Project Setup#

TSKITetude is primarily a Python project managed with Poetry. In addition to the main codebase, the config and data folders are used for configuration and data analysis with the cnr-ibba/nf-treeseq Nextflow pipeline. The main files and folders are organized as follows:

TSKITetude/
├── config         # Configuration files for Nextflow analyses
├── data           # Data files (not tracked by git)
├── docs           # Documentation (Jupyter Book)
│   └── notebooks  # Jupyter notebooks
├── experiments    # Experiment files (not tracked)
├── poetry.lock    # Managed by Poetry, do not edit manually
├── pyproject.toml # Poetry project configuration and dependencies
├── README.md      # Project overview
├── results-*      # Results folders (not tracked, usually Nextflow outputs)
├── scripts        # Utility scripts
├── tests          # Test code for the tskitetude Python module
├── TODO.md        # Project task list
├── tskitetude     # Main source code
└── work           # Nextflow work directory (not tracked)

Notebook Output Management#

This project uses Git for version control. To avoid committing outputs from Jupyter notebooks, it is recommended to install nbstripout. This tool automatically strips notebook outputs when you run git add or git status, without affecting your local files.

Poetry Installation#

Poetry is required to manage dependencies and environments for this project. Install Poetry by following the official instructions: https://python-poetry.org/docs/#installing-with-the-official-installer.

Optionally, you can install the poetry-bumpversion plugin globally:

poetry self add poetry-bumpversion

Clone the Repository#

Clone the project using:

git clone https://github.com/bunop/TSKITetude.git

Installation Options#

You can install TSKITetude in two ways, depending on your needs:

Choose a Python Version#

Before installing, ensure you have the appropriate Python version installed.
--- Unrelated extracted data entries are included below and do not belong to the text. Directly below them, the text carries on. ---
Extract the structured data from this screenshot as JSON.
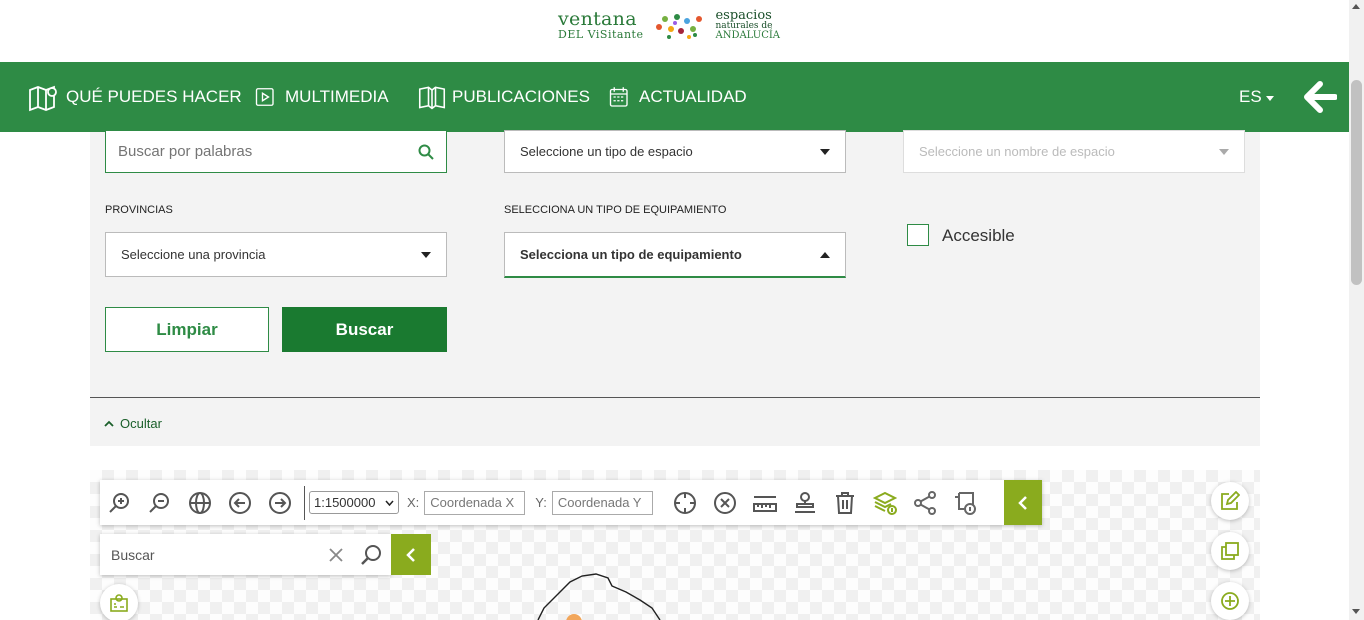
{
  "header": {
    "logo_ventana": "ventana",
    "logo_visitante": "DEL ViSitante",
    "logo_espacios": "espacios",
    "logo_naturales": "naturales de",
    "logo_andalucia": "ANDALUCÍA"
  },
  "nav": {
    "items": [
      {
        "label": "QUÉ PUEDES HACER",
        "icon": "map-pin-icon"
      },
      {
        "label": "MULTIMEDIA",
        "icon": "play-icon"
      },
      {
        "label": "PUBLICACIONES",
        "icon": "book-icon"
      },
      {
        "label": "ACTUALIDAD",
        "icon": "calendar-icon"
      }
    ],
    "language": "ES",
    "back_icon": "back-arrow-icon"
  },
  "filters": {
    "search_placeholder": "Buscar por palabras",
    "space_type_value": "Seleccione un tipo de espacio",
    "space_name_value": "Seleccione un nombre de espacio",
    "provinces_label": "PROVINCIAS",
    "province_value": "Seleccione una provincia",
    "equipment_label": "SELECCIONA UN TIPO DE EQUIPAMIENTO",
    "equipment_value": "Selecciona un tipo de equipamiento",
    "accessible_label": "Accesible",
    "clear_label": "Limpiar",
    "search_label": "Buscar",
    "hide_label": "Ocultar"
  },
  "map": {
    "scale_value": "1:1500000",
    "x_label": "X:",
    "y_label": "Y:",
    "x_placeholder": "Coordenada X",
    "y_placeholder": "Coordenada Y",
    "search_placeholder": "Buscar"
  },
  "colors": {
    "primary_green": "#2e8b45",
    "dark_green": "#1a7a30",
    "lime": "#8aab1e"
  }
}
TSKITetude requires Python 3.10 or higher. You can manage multiple Python versions using tools like pyenv or conda, and set the desired version for this project like this:

poetry env use python3.12

Where python3.12 should be the executable for the Python version you want to use (need to be in your $PATH).

Minimal Installation#

Installs only the executables required to create Tree Sequence objects (as used in the Nextflow pipeline):

poetry install

Full Installation#

Installs all dependencies required for documentation and Jupyter notebooks:

poetry install --with docs

This will also install nbstripout, which needs to be configured separately (see Configuring nbstripout).

Activating the Poetry Environment#

To activate the Poetry environment, navigate to your TSKITetude folder and run:

eval $(poetry env activate)

If you have a Poetry version older than 2.x, use:

poetry shell

Configuring nbstripout#

If you work with Jupyter notebooks, configure Git to use nbstripout to remove notebook outputs before committing:

poetry run nbstripout --install

This sets up the necessary filters in your local .git/config file.

Nextflow Installation#

Nextflow is required to run the cnr-ibba/nf-treeseq pipeline, but it is not a Python package. Install Nextflow by following the Getting Started guide or the full Installation documentation.

Running Code: poetry shell vs poetry run#

You have two main options for running code in this project:

  1. Activate the Poetry environment as described in Activating the Poetry Environment to open a new shell. You can run commands directly. To exit, type exit or press Ctrl+D to close the shell.

  2. poetry run: Runs a single command within the Poetry environment, without opening a new shell.

Updating Poetry Dependencies#

There are two ways to update dependencies:

  • Display outdated packages:

    poetry show --outdated
    
  • To update only the dependencies and the poetry.lock file:

    poetry update [package1 package2 ...]
    
  • To update both pyproject.toml and poetry.lock (forcing a specific version):

    poetry add [package1 package2 ...]
    

    Alternatively, manually edit pyproject.toml and run:

    poetry lock [--no-update]
    

    After any changes, run poetry install to apply updates in your environment.

Warning

There are packages that can’t be updated due to compatibility issues. Always check the output of poetry update for any conflicts or errors.